球体とリズムBACK NUMBER
浦和vs.湘南、山根視来の劇的ゴール。
あの時あの位置にCBがいた理由。
text by
井川洋一Yoichi Igawa
photograph byJ.LEAGUE
posted2019/05/24 17:00
J史上に残る劇的な一戦で、渾身のガッツポーズ。山根視来は一躍ヒーローとなった。
攻めきれるだけの体力が残っていた。
「まず隆くん(野田隆之介)に収まりそうになった時、真ん中にスペースがあったので、そこに走っていったんです」と山根は振り返る。
「その時は相手ボールになったけど、後ろにはけっこう人数がいたし、ここでまた攻撃に切り替わったらチャンスだなと思って。あと前線の選手が強度の高い動きを続けてきただけに、終盤はちょっと辛そうで。
自分にはまだ攻めきれるだけの体力が残っていたので、後ろは味方に任せてあの位置にいました。そしたら本当にボールが来て、(松田)天馬が前を開けてくれ、右の大外には(古林)将太くんも上がって来てくれて。
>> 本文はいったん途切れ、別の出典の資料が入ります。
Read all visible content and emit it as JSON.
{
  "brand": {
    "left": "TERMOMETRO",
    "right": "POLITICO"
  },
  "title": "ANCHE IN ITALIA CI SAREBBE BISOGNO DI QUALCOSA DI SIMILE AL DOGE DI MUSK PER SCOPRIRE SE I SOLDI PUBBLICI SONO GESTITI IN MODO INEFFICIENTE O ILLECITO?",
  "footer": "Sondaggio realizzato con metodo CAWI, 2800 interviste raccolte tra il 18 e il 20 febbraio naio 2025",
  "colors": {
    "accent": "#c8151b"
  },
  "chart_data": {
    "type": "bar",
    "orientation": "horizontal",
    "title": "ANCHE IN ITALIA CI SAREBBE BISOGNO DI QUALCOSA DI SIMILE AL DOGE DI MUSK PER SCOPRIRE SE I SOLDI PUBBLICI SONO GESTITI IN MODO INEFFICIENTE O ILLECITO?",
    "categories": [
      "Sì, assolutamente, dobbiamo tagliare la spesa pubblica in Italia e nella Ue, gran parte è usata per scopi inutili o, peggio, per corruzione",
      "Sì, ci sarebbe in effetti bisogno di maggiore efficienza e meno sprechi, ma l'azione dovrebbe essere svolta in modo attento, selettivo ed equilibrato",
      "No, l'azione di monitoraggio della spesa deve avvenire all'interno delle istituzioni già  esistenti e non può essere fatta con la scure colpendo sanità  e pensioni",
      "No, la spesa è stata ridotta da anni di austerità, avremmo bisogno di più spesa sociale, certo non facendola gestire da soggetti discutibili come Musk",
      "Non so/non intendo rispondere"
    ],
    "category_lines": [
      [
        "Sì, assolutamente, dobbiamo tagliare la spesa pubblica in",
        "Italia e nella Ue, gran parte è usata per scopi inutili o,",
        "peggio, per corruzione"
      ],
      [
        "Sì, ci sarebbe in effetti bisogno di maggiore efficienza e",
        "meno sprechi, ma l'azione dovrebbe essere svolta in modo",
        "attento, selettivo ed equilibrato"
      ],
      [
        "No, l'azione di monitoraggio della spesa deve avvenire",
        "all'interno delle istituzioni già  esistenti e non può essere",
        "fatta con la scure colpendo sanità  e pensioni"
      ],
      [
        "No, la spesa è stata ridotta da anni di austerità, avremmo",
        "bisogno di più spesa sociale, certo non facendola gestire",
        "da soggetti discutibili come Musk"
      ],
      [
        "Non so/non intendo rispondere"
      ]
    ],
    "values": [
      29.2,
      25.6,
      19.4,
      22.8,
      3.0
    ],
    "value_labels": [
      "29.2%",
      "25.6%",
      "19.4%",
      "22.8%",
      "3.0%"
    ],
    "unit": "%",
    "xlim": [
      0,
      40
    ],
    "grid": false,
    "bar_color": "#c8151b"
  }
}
だからこそ、相手が僕に寄せきれなかったんだと思います」
大卒4年目の元サイドアタッカーはそう謙遜するが、このDFの大きな持ち味のひとつにボールを運ぶ力がある。
以前、曹貴裁監督に彼を最終ラインで起用する理由を尋ねたところ、「あいつをあそこで使うのは、たぶんオレぐらいだろうね。いいアクセントになっていると思うよ」と返答。それは昨春のことで、当時のチェルシーのアントニオ・コンテ監督が3バックの一角にセサル・アスピリクエタを起用し、イングランド代表のガレス・サウスゲイト監督が同じ位置にカイル・ウォーカーを配していた時期と重なる。
2人とも典型的なCBではなく、ドリブルやクロスを身上とする攻撃的なSBだ。
試合終盤に発動する“秘密兵器”。
現代のトップレベルの最終ラインには、大きくて強くてボールを跳ね返すことだけが得意なDFの居場所は、もはやない。4枚でも3枚でもそれは同じだ。リバプールをはじめ、欧州のエリート戦線も欠かさずにフォローしている曹監督は、きっと最後尾に攻撃の武器を隠し持つつもりで、山根をそこに置いているのではないだろうか。
その秘密兵器がもっとも効果を発揮するのは、試合終盤となる。先週末の浦和戦と同様に、昨季の第6節・鹿島アントラーズ戦でも、文字通り試合終了間際に決勝点を奪っているのだ。おそらくそれは偶然ではない。